Ardardinwas not a word in Joseph’s vocabulary, but he took it to be a title among these people. The Ardardin asked Joseph briefly about the uprising at Getfen House and his own flight through the forest. Then, indicating Joseph’s bandaged leg, it said, “Will that wrapping cause your injuries to heal more quickly?”

“So I expect, yes.”

“The matagava of the Masters is a powerful thing.”

Matagava, Joseph knew, was a word that meant something like “magic,” “supernatural power,” “spiritual force.” But he suspected that in this context it had other meanings too: “scientific skill,” “technical prowess.” The Indigenes were known to have great respect for such abilities in that area as the humans who lived on their world manifested—their technology, their engineering achievements, their capacity to fly through the air from continent to continent and through space from world to world. They did not seem to covet such powers themselves, not in the slightest, but they clearly admired them. And now he was being hailed as a person of great matagava himself. Why, though, should a simple thing like bandaging an injured leg qualify as a display of matagava? Joseph wanted to protest that the Ardardin did him too much honor. But he was fearful of giving offense, and said nothing.

“Can you walk a short distance?” the Ardardin asked. “There is something I would like to show you nearby, if you will come.”

Since he had already discovered that a certain amount of walking was, though difficult, not impossible for him, Joseph said that he would. He used his stick as a crutch, so that he would not have to touch his sore foot to the ground. Two Indigenes, the one named Ulvas and another one, walked close beside him so that they could steady him if he began to fall.

The Ardardin led Joseph along a spiral corridor that opened unexpectedly into fresh air, and thence to a second building behind the one where he had been staying. Within its gloomy central hall were three Indigenes lying on fur mats. Joseph could see at first glance that all three were sick, that this must be an infirmary of some sort.

“Will you examine them?” the Ardardin asked.

The request took Joseph by surprise. Examine them? Had they somehow decided that he must be a skilled physician, simply because he had been able to manage something as elementary as bandaging a sprained knee?

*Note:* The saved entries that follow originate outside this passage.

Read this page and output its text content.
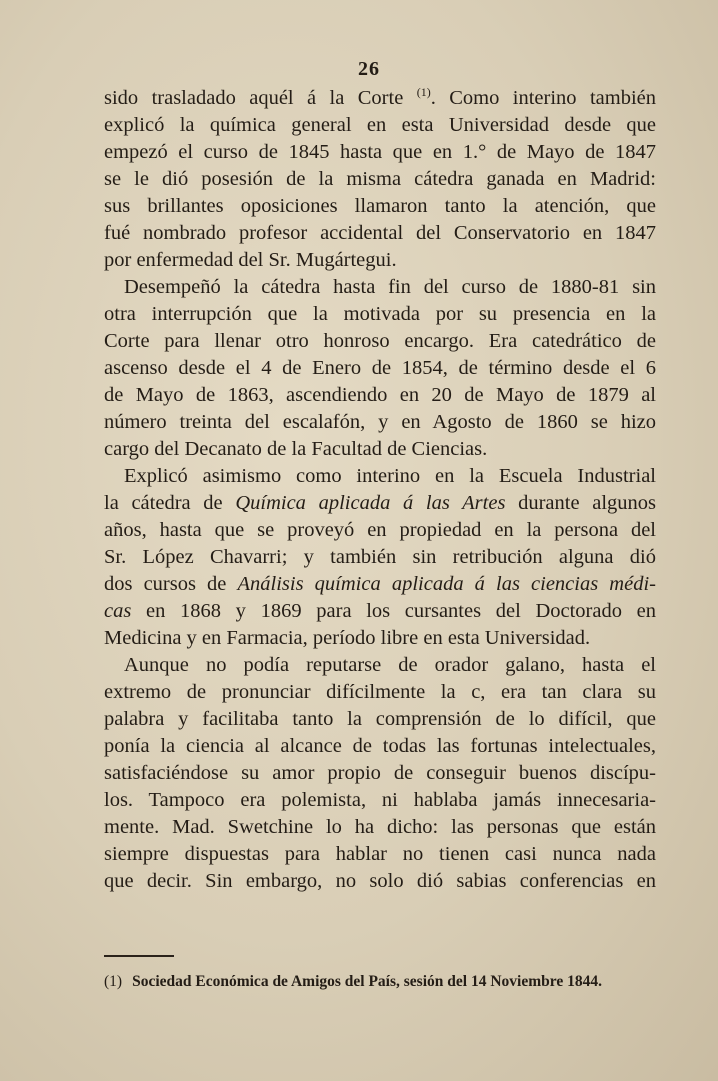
26
sido trasladado aquél á la Corte $^{(1)}$. Como interino también
explicó la química general en esta Universidad desde que
empezó el curso de 1845 hasta que en 1.° de Mayo de 1847
se le dió posesión de la misma cátedra ganada en Madrid:
sus brillantes oposiciones llamaron tanto la atención, que
fué nombrado profesor accidental del Conservatorio en 1847
por enfermedad del Sr. Mugártegui.
Desempeñó la cátedra hasta fin del curso de 1880-81 sin
otra interrupción que la motivada por su presencia en la
Corte para llenar otro honroso encargo. Era catedrático de
ascenso desde el 4 de Enero de 1854, de término desde el 6
de Mayo de 1863, ascendiendo en 20 de Mayo de 1879 al
número treinta del escalafón, y en Agosto de 1860 se hizo
cargo del Decanato de la Facultad de Ciencias.
Explicó asimismo como interino en la Escuela Industrial
la cátedra de Química aplicada á las Artes durante algunos
años, hasta que se proveyó en propiedad en la persona del
Sr. López Chavarri; y también sin retribución alguna dió
dos cursos de Análisis química aplicada á las ciencias médi-
cas en 1868 y 1869 para los cursantes del Doctorado en
Medicina y en Farmacia, período libre en esta Universidad.
Aunque no podía reputarse de orador galano, hasta el
extremo de pronunciar difícilmente la c, era tan clara su
palabra y facilitaba tanto la comprensión de lo difícil, que
ponía la ciencia al alcance de todas las fortunas intelectuales,
satisfaciéndose su amor propio de conseguir buenos discípu-
los. Tampoco era polemista, ni hablaba jamás innecesaria-
mente. Mad. Swetchine lo ha dicho: las personas que están
siempre dispuestas para hablar no tienen casi nunca nada
que decir. Sin embargo, no solo dió sabias conferencias en
(1) Sociedad Económica de Amigos del País, sesión del 14 Noviembre 1844.
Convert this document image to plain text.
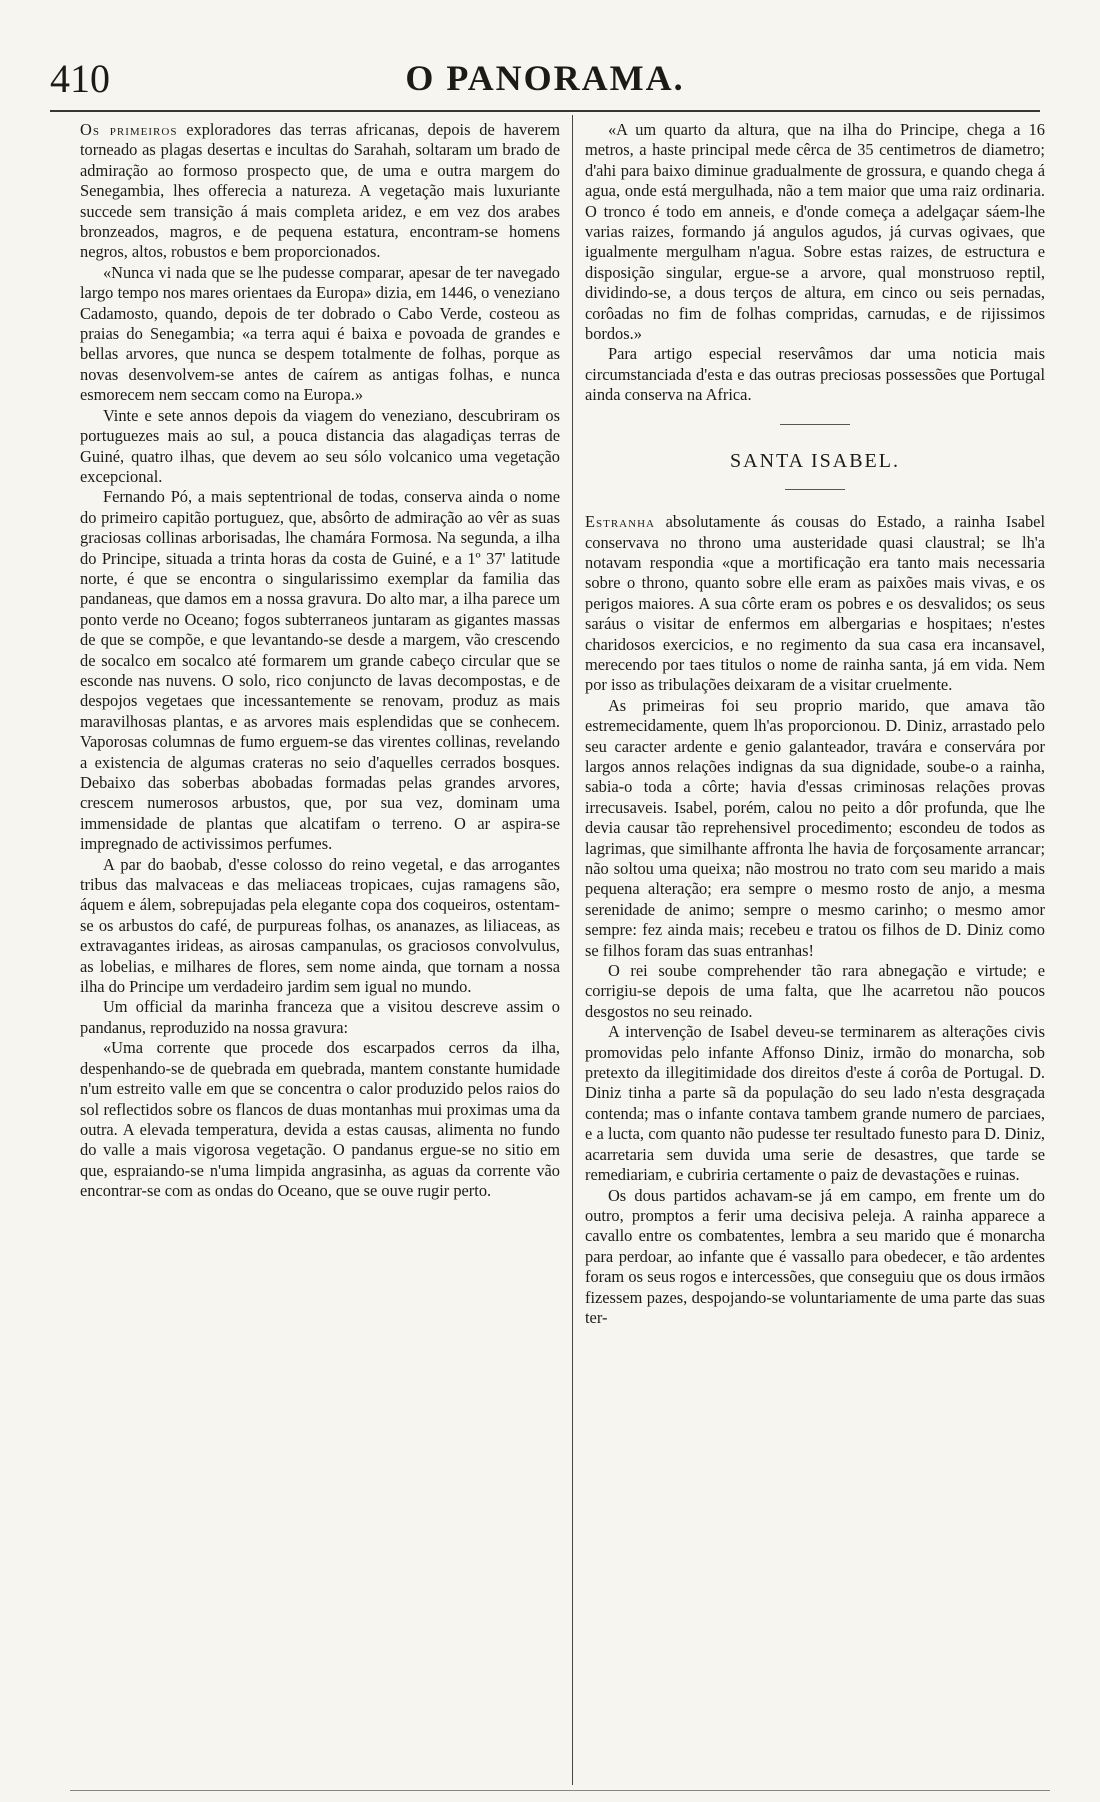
410	O PANORAMA.

Os primeiros exploradores das terras africanas, depois de haverem torneado as plagas desertas e incultas do Sarahah, soltaram um brado de admiração ao formoso prospecto que, de uma e outra margem do Senegambia, lhes offerecia a natureza. A vegetação mais luxuriante succede sem transição á mais completa aridez, e em vez dos arabes bronzeados, magros, e de pequena estatura, encontram-se homens negros, altos, robustos e bem proporcionados.

«Nunca vi nada que se lhe pudesse comparar, apesar de ter navegado largo tempo nos mares orientaes da Europa» dizia, em 1446, o veneziano Cadamosto, quando, depois de ter dobrado o Cabo Verde, costeou as praias do Senegambia; «a terra aqui é baixa e povoada de grandes e bellas arvores, que nunca se despem totalmente de folhas, porque as novas desenvolvem-se antes de caírem as antigas folhas, e nunca esmorecem nem seccam como na Europa.»

Vinte e sete annos depois da viagem do veneziano, descubriram os portuguezes mais ao sul, a pouca distancia das alagadiças terras de Guiné, quatro ilhas, que devem ao seu sólo volcanico uma vegetação excepcional.

Fernando Pó, a mais septentrional de todas, conserva ainda o nome do primeiro capitão portuguez, que, absôrto de admiração ao vêr as suas graciosas collinas arborisadas, lhe chamára Formosa. Na segunda, a ilha do Principe, situada a trinta horas da costa de Guiné, e a 1º 37' latitude norte, é que se encontra o singularissimo exemplar da familia das pandaneas, que damos em a nossa gravura. Do alto mar, a ilha parece um ponto verde no Oceano; fogos subterraneos juntaram as gigantes massas de que se compõe, e que levantando-se desde a margem, vão crescendo de socalco em socalco até formarem um grande cabeço circular que se esconde nas nuvens. O solo, rico conjuncto de lavas decompostas, e de despojos vegetaes que incessantemente se renovam, produz as mais maravilhosas plantas, e as arvores mais esplendidas que se conhecem. Vaporosas columnas de fumo erguem-se das virentes collinas, revelando a existencia de algumas crateras no seio d'aquelles cerrados bosques. Debaixo das soberbas abobadas formadas pelas grandes arvores, crescem numerosos arbustos, que, por sua vez, dominam uma immensidade de plantas que alcatifam o terreno. O ar aspira-se impregnado de activissimos perfumes.

A par do baobab, d'esse colosso do reino vegetal, e das arrogantes tribus das malvaceas e das meliaceas tropicaes, cujas ramagens são, áquem e álem, sobrepujadas pela elegante copa dos coqueiros, ostentam-se os arbustos do café, de purpureas folhas, os ananazes, as liliaceas, as extravagantes irideas, as airosas campanulas, os graciosos convolvulus, as lobelias, e milhares de flores, sem nome ainda, que tornam a nossa ilha do Principe um verdadeiro jardim sem igual no mundo.

Um official da marinha franceza que a visitou descreve assim o pandanus, reproduzido na nossa gravura:

«Uma corrente que procede dos escarpados cerros da ilha, despenhando-se de quebrada em quebrada, mantem constante humidade n'um estreito valle em que se concentra o calor produzido pelos raios do sol reflectidos sobre os flancos de duas montanhas mui proximas uma da outra. A elevada temperatura, devida a estas causas, alimenta no fundo do valle a mais vigorosa vegetação. O pandanus ergue-se no sitio em que, espraiando-se n'uma limpida angrasinha, as aguas da corrente vão encontrar-se com as ondas do Oceano, que se ouve rugir perto.

«A um quarto da altura, que na ilha do Principe, chega a 16 metros, a haste principal mede cêrca de 35 centimetros de diametro; d'ahi para baixo diminue gradualmente de grossura, e quando chega á agua, onde está mergulhada, não a tem maior que uma raiz ordinaria. O tronco é todo em anneis, e d'onde começa a adelgaçar sáem-lhe varias raizes, formando já angulos agudos, já curvas ogivaes, que igualmente mergulham n'agua. Sobre estas raizes, de estructura e disposição singular, ergue-se a arvore, qual monstruoso reptil, dividindo-se, a dous terços de altura, em cinco ou seis pernadas, corôadas no fim de folhas compridas, carnudas, e de rijissimos bordos.»

Para artigo especial reservâmos dar uma noticia mais circumstanciada d'esta e das outras preciosas possessões que Portugal ainda conserva na Africa.

SANTA ISABEL.

Estranha absolutamente ás cousas do Estado, a rainha Isabel conservava no throno uma austeridade quasi claustral; se lh'a notavam respondia «que a mortificação era tanto mais necessaria sobre o throno, quanto sobre elle eram as paixões mais vivas, e os perigos maiores. A sua côrte eram os pobres e os desvalidos; os seus saráus o visitar de enfermos em albergarias e hospitaes; n'estes charidosos exercicios, e no regimento da sua casa era incansavel, merecendo por taes titulos o nome de rainha santa, já em vida. Nem por isso as tribulações deixaram de a visitar cruelmente.

As primeiras foi seu proprio marido, que amava tão estremecidamente, quem lh'as proporcionou. D. Diniz, arrastado pelo seu caracter ardente e genio galanteador, travára e conservára por largos annos relações indignas da sua dignidade, soube-o a rainha, sabia-o toda a côrte; havia d'essas criminosas relações provas irrecusaveis. Isabel, porém, calou no peito a dôr profunda, que lhe devia causar tão reprehensivel procedimento; escondeu de todos as lagrimas, que similhante affronta lhe havia de forçosamente arrancar; não soltou uma queixa; não mostrou no trato com seu marido a mais pequena alteração; era sempre o mesmo rosto de anjo, a mesma serenidade de animo; sempre o mesmo carinho; o mesmo amor sempre: fez ainda mais; recebeu e tratou os filhos de D. Diniz como se filhos foram das suas entranhas!

O rei soube comprehender tão rara abnegação e virtude; e corrigiu-se depois de uma falta, que lhe acarretou não poucos desgostos no seu reinado.

A intervenção de Isabel deveu-se terminarem as alterações civis promovidas pelo infante Affonso Diniz, irmão do monarcha, sob pretexto da illegitimidade dos direitos d'este á corôa de Portugal. D. Diniz tinha a parte sã da população do seu lado n'esta desgraçada contenda; mas o infante contava tambem grande numero de parciaes, e a lucta, com quanto não pudesse ter resultado funesto para D. Diniz, acarretaria sem duvida uma serie de desastres, que tarde se remediariam, e cubriria certamente o paiz de devastações e ruinas.

Os dous partidos achavam-se já em campo, em frente um do outro, promptos a ferir uma decisiva peleja. A rainha apparece a cavallo entre os combatentes, lembra a seu marido que é monarcha para perdoar, ao infante que é vassallo para obedecer, e tão ardentes foram os seus rogos e intercessões, que conseguiu que os dous irmãos fizessem pazes, despojando-se voluntariamente de uma parte das suas ter-
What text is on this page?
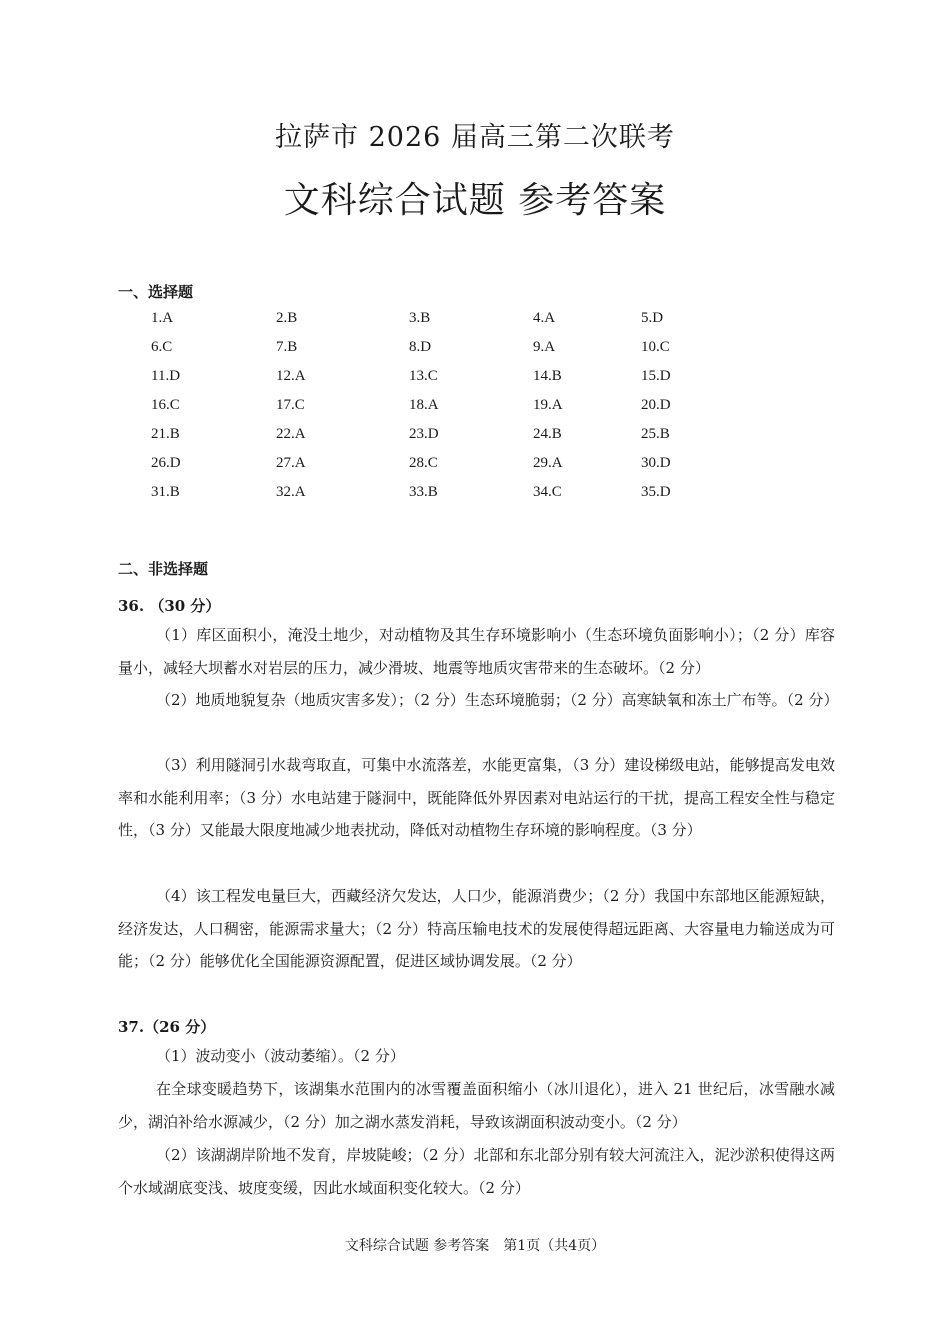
拉萨市 2026 届高三第二次联考
文科综合试题 参考答案
一、选择题
1.A	2.B	3.B	4.A	5.D
6.C	7.B	8.D	9.A	10.C
11.D	12.A	13.C	14.B	15.D
16.C	17.C	18.A	19.A	20.D
21.B	22.A	23.D	24.B	25.B
26.D	27.A	28.C	29.A	30.D
31.B	32.A	33.B	34.C	35.D
二、非选择题
36. （30 分）

（1）库区面积小，淹没土地少，对动植物及其生存环境影响小（生态环境负面影响小）；（2 分）库容量小，减轻大坝蓄水对岩层的压力，减少滑坡、地震等地质灾害带来的生态破坏。（2 分）

（2）地质地貌复杂（地质灾害多发）；（2 分）生态环境脆弱；（2 分）高寒缺氧和冻土广布等。（2 分）

（3）利用隧洞引水裁弯取直，可集中水流落差，水能更富集，（3 分）建设梯级电站，能够提高发电效率和水能利用率；（3 分）水电站建于隧洞中，既能降低外界因素对电站运行的干扰，提高工程安全性与稳定性，（3 分）又能最大限度地减少地表扰动，降低对动植物生存环境的影响程度。（3 分）

（4）该工程发电量巨大，西藏经济欠发达，人口少，能源消费少；（2 分）我国中东部地区能源短缺，经济发达，人口稠密，能源需求量大；（2 分）特高压输电技术的发展使得超远距离、大容量电力输送成为可能；（2 分）能够优化全国能源资源配置，促进区域协调发展。（2 分）

37.（26 分）

（1）波动变小（波动萎缩）。（2 分）

在全球变暖趋势下，该湖集水范围内的冰雪覆盖面积缩小（冰川退化），进入 21 世纪后，冰雪融水减少，湖泊补给水源减少，（2 分）加之湖水蒸发消耗，导致该湖面积波动变小。（2 分）

（2）该湖湖岸阶地不发育，岸坡陡峻；（2 分）北部和东北部分别有较大河流注入，泥沙淤积使得这两个水域湖底变浅、坡度变缓，因此水域面积变化较大。（2 分）

文科综合试题 参考答案　第1页（共4页）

But he could hardly refuse the request. He looked down at the trio of Indigenes. One, he saw, had a nasty ulcerated wound in its thigh, seemingly not deep but badly infected. Its forehead was bright with the glow of a high fever. Another had apparently broken its arm: no bone was showing, but the way the arm was bent argued for a fracture. There was nothing outwardly wrong with the third Indigene, but it held both its hands pressed tight against its abdomen, making what had to be an indication of severe pain.

The Ardardin stared at Joseph in an unambiguously expectant way. Its fleshy throat-pouch was pouting in and out at great speed. Joseph felt mounting uneasiness.

It began to occur to him that the medical techniques of the Indigenes might go no farther than the use of simple herbal remedies. Anything more complicated than the brewing of potions might be beyond them. Closing a wound, say, or setting a broken bone. Getting a pregnant woman through a difficult childbirth. And any kind of surgery, certainly. You needed very great matagava to perform such feats, greater matagava than had been granted to these people.

And the human Masters had that kind of matagava, yes. With the greatest of ease they could perform feats that to the Indigenes must seem like miracles.